A “fungus” is a group of organisms ( or “germs”). There are some types that can cause skin problems on the surface, and there are even some types (yeasts) that normally live on the skin or in the body.
Only occasionally do those “normal” yeasts overgrow and cause skin problems. One example is Candida, which is a yeast that lives in our mouth all the way to the “other end”. It is usually in balance with other “germs” in the gut, but it can get out of balance after someone takes an antibiotic.
Overgrowth of Candida can cause “thrush” in the mouth or sores at the corners of the mouth. Candida overgrowth also causes bright red rash in body folds like under the breasts or in the groin. There are simple treatments for these conditions.
Another “yeast” that lives on the skin is especially common on the scalp and upper body. It is called Malasezzia (or Pityrosporum). Overgrowth of this yeast is associated with a condition called tinea versicolor, where there are pink, tan, or light colored splotches on the shoulders, neck, or chest.
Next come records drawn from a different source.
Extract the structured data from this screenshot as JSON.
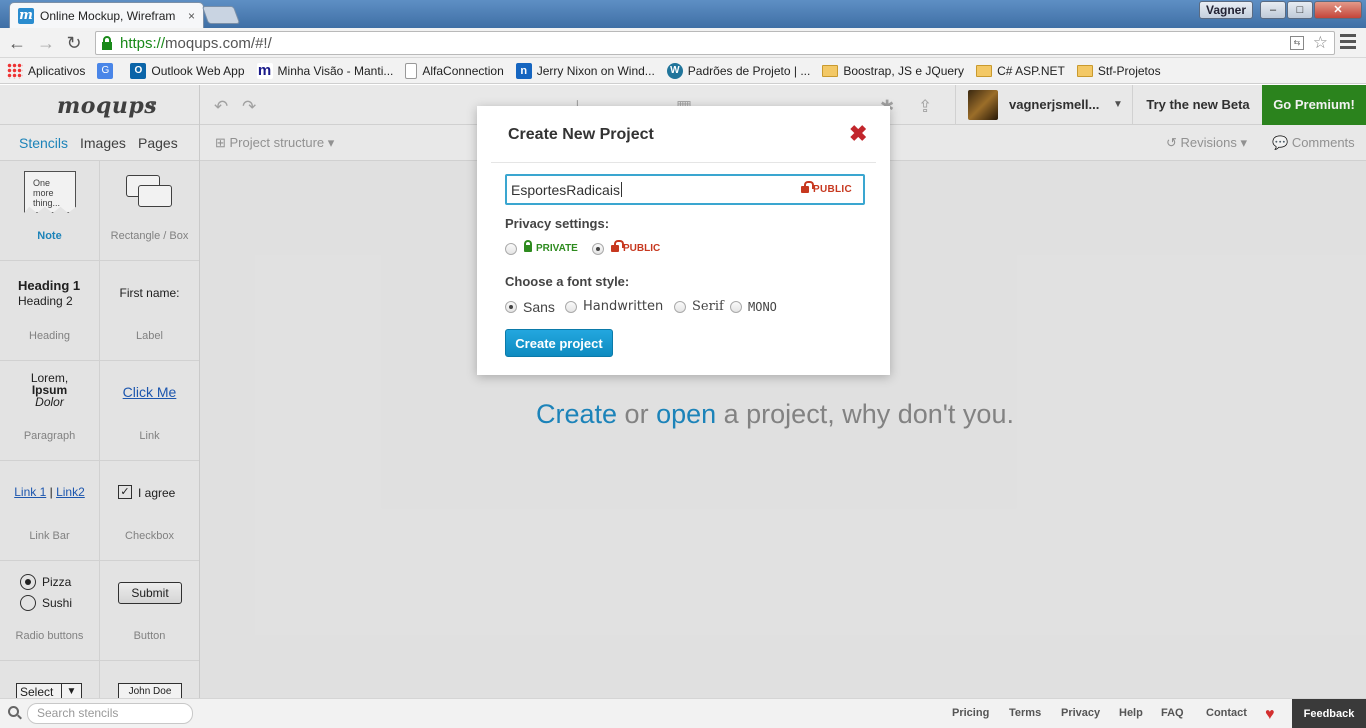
{
  "browser": {
    "tab_title": "Online Mockup, Wirefram",
    "tab_close": "×",
    "favicon_letter": "m",
    "user_chip": "Vagner",
    "url_scheme": "https://",
    "url_rest": "moqups.com/#!/",
    "win_min": "–",
    "win_max": "□",
    "win_close": "✕"
  },
  "bookmarks": [
    {
      "icon": "apps-grid-icon",
      "label": "Aplicativos"
    },
    {
      "icon": "translate-icon",
      "label": ""
    },
    {
      "icon": "outlook-icon",
      "label": "Outlook Web App"
    },
    {
      "icon": "mantis-icon",
      "label": "Minha Visão - Manti..."
    },
    {
      "icon": "page-icon",
      "label": "AlfaConnection"
    },
    {
      "icon": "msdn-icon",
      "label": "Jerry Nixon on Wind..."
    },
    {
      "icon": "wordpress-icon",
      "label": "Padrões de Projeto | ..."
    },
    {
      "icon": "folder-icon",
      "label": "Boostrap, JS e JQuery"
    },
    {
      "icon": "folder-icon",
      "label": "C# ASP.NET"
    },
    {
      "icon": "folder-icon",
      "label": "Stf-Projetos"
    }
  ],
  "app": {
    "logo": "moqups",
    "user_name": "vagnerjsmell...",
    "try_beta": "Try the new Beta",
    "premium": "Go Premium!",
    "tabs": [
      "Stencils",
      "Images",
      "Pages"
    ],
    "project_structure": "Project structure",
    "revisions": "Revisions",
    "comments": "Comments",
    "search_placeholder": "Search stencils",
    "footer_links": [
      "Pricing",
      "Terms",
      "Privacy",
      "Help",
      "FAQ",
      "Contact"
    ],
    "feedback": "Feedback",
    "canvas_msg": {
      "create": "Create",
      "or": " or ",
      "open": "open",
      "rest": " a project, why don't you."
    }
  },
  "stencils": {
    "note": {
      "text": "One more thing...",
      "caption": "Note"
    },
    "rectangle": {
      "caption": "Rectangle / Box"
    },
    "heading": {
      "h1": "Heading 1",
      "h2": "Heading 2",
      "caption": "Heading"
    },
    "label": {
      "text": "First name:",
      "caption": "Label"
    },
    "paragraph": {
      "line1": "Lorem,",
      "line2": "Ipsum",
      "line3": "Dolor",
      "caption": "Paragraph"
    },
    "link": {
      "text": "Click Me",
      "caption": "Link"
    },
    "linkbar": {
      "link1": "Link 1",
      "sep": "|",
      "link2": "Link2",
      "caption": "Link Bar"
    },
    "checkbox": {
      "check": "✓",
      "text": "I agree",
      "caption": "Checkbox"
    },
    "radio": {
      "opt1": "Pizza",
      "opt2": "Sushi",
      "caption": "Radio buttons"
    },
    "button": {
      "text": "Submit",
      "caption": "Button"
    },
    "select": {
      "text": "Select",
      "arrow": "▼"
    },
    "textfield": {
      "text": "John Doe"
    }
  },
  "modal": {
    "title": "Create New Project",
    "close": "✖",
    "project_name": "EsportesRadicais",
    "name_badge": "PUBLIC",
    "privacy_label": "Privacy settings:",
    "privacy_options": [
      "PRIVATE",
      "PUBLIC"
    ],
    "privacy_selected": "PUBLIC",
    "font_label": "Choose a font style:",
    "font_options": [
      "Sans",
      "Handwritten",
      "Serif",
      "MONO"
    ],
    "font_selected": "Sans",
    "create_button": "Create project"
  },
  "colors": {
    "accent": "#1e8bc3",
    "premium": "#2e8b1f",
    "public": "#c7381f",
    "private": "#2e8b1f",
    "close": "#c2262c"
  }
}
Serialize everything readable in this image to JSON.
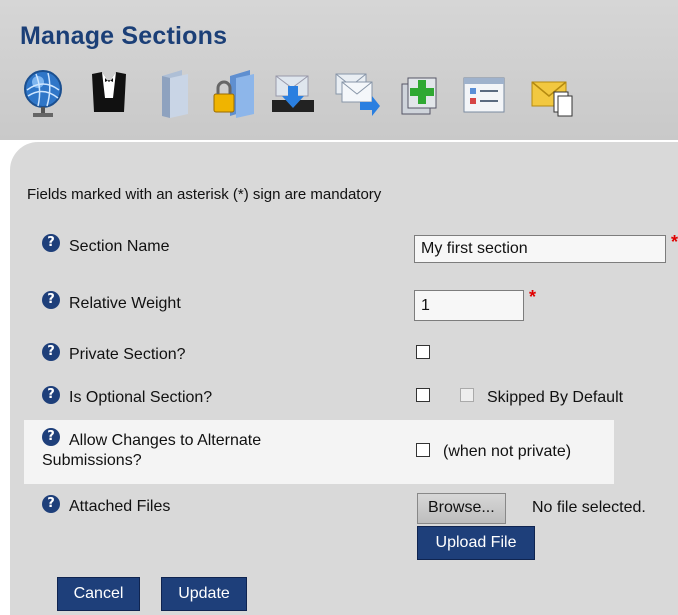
{
  "page": {
    "title": "Manage Sections"
  },
  "toolbar": {
    "icons": [
      "globe-icon",
      "tuxedo-icon",
      "folder-icon",
      "locked-folder-icon",
      "download-tray-icon",
      "forward-mail-icon",
      "add-copy-icon",
      "form-list-icon",
      "mail-copy-icon"
    ]
  },
  "form": {
    "mandatory_note": "Fields marked with an asterisk (*) sign are mandatory",
    "asterisk": "*",
    "section_name": {
      "label": "Section Name",
      "value": "My first section"
    },
    "relative_weight": {
      "label": "Relative Weight",
      "value": "1"
    },
    "private_section": {
      "label": "Private Section?",
      "checked": false
    },
    "optional_section": {
      "label": "Is Optional Section?",
      "checked": false,
      "skipped_label": "Skipped By Default",
      "skipped_checked": false
    },
    "allow_changes": {
      "label_line1": "Allow Changes to Alternate",
      "label_line2": "Submissions?",
      "note": "(when not private)",
      "checked": false
    },
    "attached_files": {
      "label": "Attached Files",
      "browse": "Browse...",
      "status": "No file selected.",
      "upload": "Upload File"
    }
  },
  "actions": {
    "cancel": "Cancel",
    "update": "Update"
  },
  "colors": {
    "title": "#1b3f77",
    "button": "#1e3f7a",
    "required": "#e00000"
  }
}
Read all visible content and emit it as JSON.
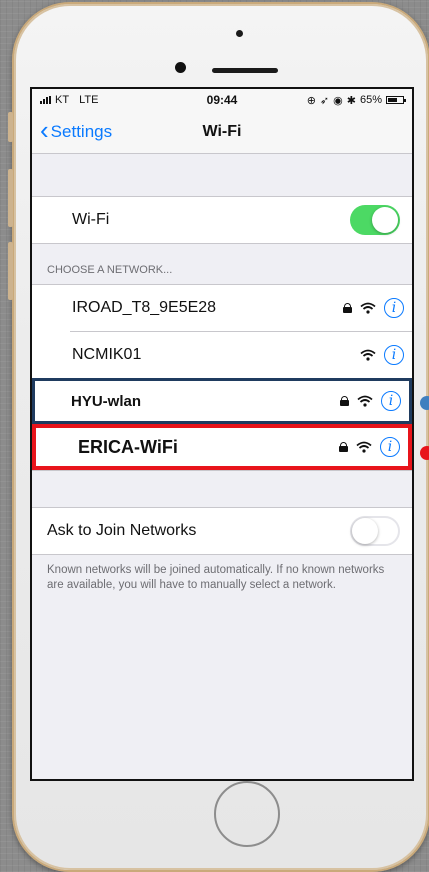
{
  "status_bar": {
    "carrier": "KT",
    "network": "LTE",
    "time": "09:44",
    "status_icons": [
      "alarm-icon",
      "location-icon",
      "clock-icon",
      "bluetooth-icon"
    ],
    "battery": "65%",
    "battery_level": 0.65
  },
  "nav": {
    "back_label": "Settings",
    "title": "Wi-Fi"
  },
  "wifi_toggle": {
    "label": "Wi-Fi",
    "on": true
  },
  "networks_section": {
    "header": "CHOOSE A NETWORK...",
    "networks": [
      {
        "name": "IROAD_T8_9E5E28",
        "locked": true
      },
      {
        "name": "NCMIK01",
        "locked": false
      },
      {
        "name": "HYU-wlan",
        "locked": true,
        "highlight": "blue"
      },
      {
        "name": "ERICA-WiFi",
        "locked": true,
        "highlight": "red"
      }
    ]
  },
  "ask_to_join": {
    "label": "Ask to Join Networks",
    "on": false,
    "footer": "Known networks will be joined automatically. If no known networks are available, you will have to manually select a network."
  },
  "colors": {
    "ios_blue": "#0a7aff",
    "toggle_green": "#4cd964",
    "highlight_blue": "#1f3b5f",
    "highlight_red": "#e8141b"
  }
}
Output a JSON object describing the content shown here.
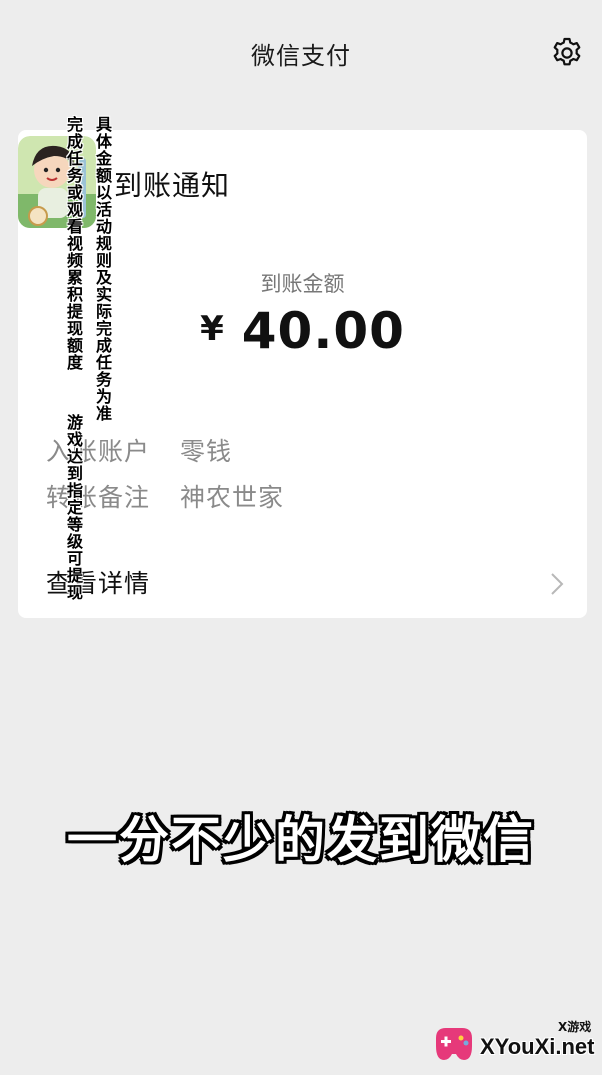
{
  "header": {
    "title": "微信支付",
    "settings_icon": "gear-icon"
  },
  "notice": {
    "title": "到账通知",
    "amount_label": "到账金额",
    "currency": "¥",
    "amount": "40.00",
    "rows": [
      {
        "key": "入账账户",
        "value": "零钱"
      },
      {
        "key": "转账备注",
        "value": "神农世家"
      }
    ],
    "details_label": "查看详情",
    "details_icon": "chevron-right-icon"
  },
  "overlay": {
    "vertical_notes": [
      "完成任务或观看视频累积提现额度",
      "具体金额以活动规则及实际完成任务为准",
      "游戏达到指定等级可提现"
    ],
    "caption": "一分不少的发到微信"
  },
  "watermark": {
    "small_text": "X游戏",
    "site": "XYouXi.net"
  },
  "colors": {
    "background": "#ededed",
    "card": "#ffffff",
    "muted_text": "#8a8a8a",
    "brand_pink": "#e6397a"
  }
}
This same “normal skin yeast” has also been associated with seborrheic dermatitis, acne-like bumps, and flares of atopic eczema.
Most people think of fungus infections of the skin as things like “ringworm”, “jock itch”, “athlete’s foot”, or nail thickening. All of these are caused by a group of fungal organisms called “dermatophytes”, that can infect and live on the outer (keratin) dead skin layer.
The symptoms: itching, redness, spreading rings, or little blisters, are related to our body’s attempt to react to the fungus and try to get rid of it. Dermatophytes can be anywhere…in soil, on animals, and some types only like humans.